Tuesday, 4 June 2019
I am turning into my mother. She told me it would happen, more than once, with a wicked - borderline evil - smile on her face. And now it has. I have little flecks of grey around my temples, exactly where she had them, am evangelical about public libraries... and I simply cannot bear to let the smallest skerrick of food go to waste. I am constantly making ricotta (and freezing it) with milk about to expire, or zesting citrus I need for juice (another ziplock bag freezer stash) or burying bits and pieces of wilting greens in curries. Last week I had half a carton of cream in my fridge to use up. Happily, it was exactly the amount needed for this recipe, which I'd had bookmarked for ages since first reading about it on Food52.
It's the simple cakes I gravitate most to these days. This one - dubbed Do-It-All Cake - by its author, Danish cook Nadine Levy Redzepi (wife of René, head chef and founder of Noma in Copenhagen) is monk-like in its simplicity. But that's probably not the right analogy for something so rich, delicious and slightly subversive. The latter comes from the use of salted butter, rather than the traditional unsalted, and additionally, a light sprinkling of sea salt over the batter before it goes in the oven, which perfectly balances the creamy sweetness of it all.

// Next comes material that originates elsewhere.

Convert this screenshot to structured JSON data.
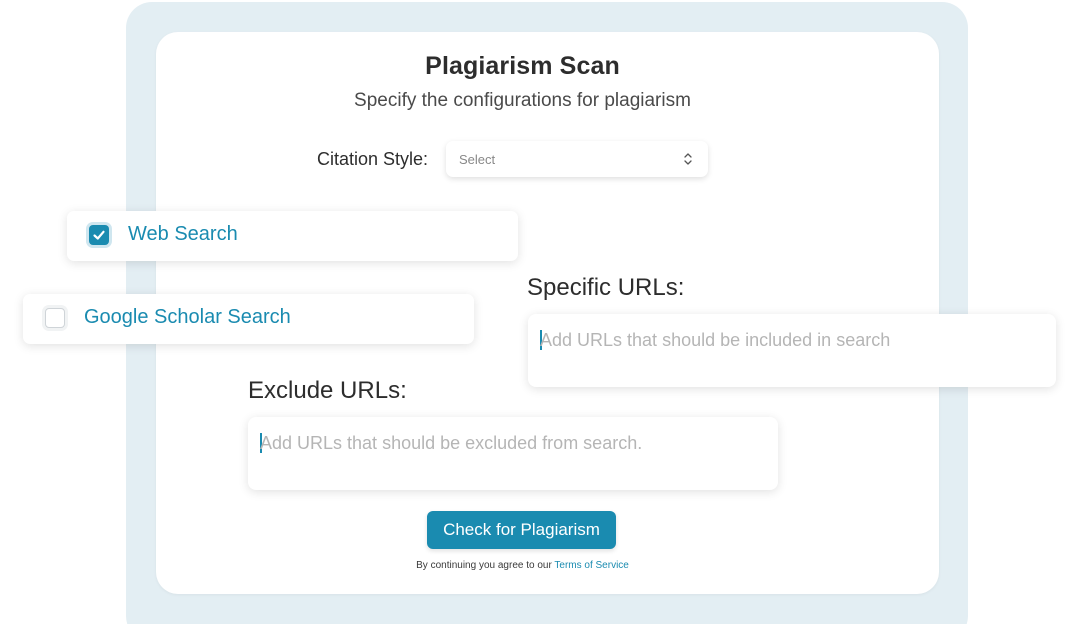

This cake is the very definition of something being more than the sum of its parts. All the ingredients are everyday ones, there's nothing more to making it than a bit of beating and folding but it leaves your whole house smelling amazing and tastes incredible with a cup of black coffee. I wish I could make it for my mum but it does the next best thing, by making me think of her.
Thursday, 25 April 2019
I've had my head down working for the last little while but the Sunday before Easter I took a much needed day off. With friends I made my way to a new swimming spot, a secluded Sydney harbour beach off West Head in the Ku-ring-gai Chase National Park. The occasion called for cake and this one was a winner, both before and after our dip. Not too sweet, lightly lemony, and showcasing in-season figs as stunning as our surrounds.
Wednesday, 27 March 2019
Friday, 25 January 2019
Killing time in South Brisbane recently on a recent trip to my hometown, I spent a delightful half hour browsing the aisles of Triton Food Brokers, a treasure trove of imported European grocery items and bulk foods in an unassuming stretch of Montague Rd. In amongst the baklava, and olives, haloumi and marzipan, pastizzi and pomegranate molasses I found edible rose petals for $1.50 and bargain barberries (a find for an owner of multiple Ottolenghi cookbooks who has up til now just been subbing in cranberries because she thought he made them up). I wasn't sure when I'd use the rose petals, but paging through a cookbook I got for Christmas, I came across this recipe for apricot raspberry rose galette. It was fated as I've been trying to make the most of summer fruit before disappearing for a month into winter. A galette is basically the lazy person's pie (half the rolling and no crimping or complicated lattice work) but better still, its open top allows you to see the glorious colours of the fruit within. And this is one of the prettiest palettes you'll see - orange and red and pink. The crust is made with cornmeal, which gives it a nice texture, a lovely contrast with the jamminess of the fruit. A fitting farewell to summer.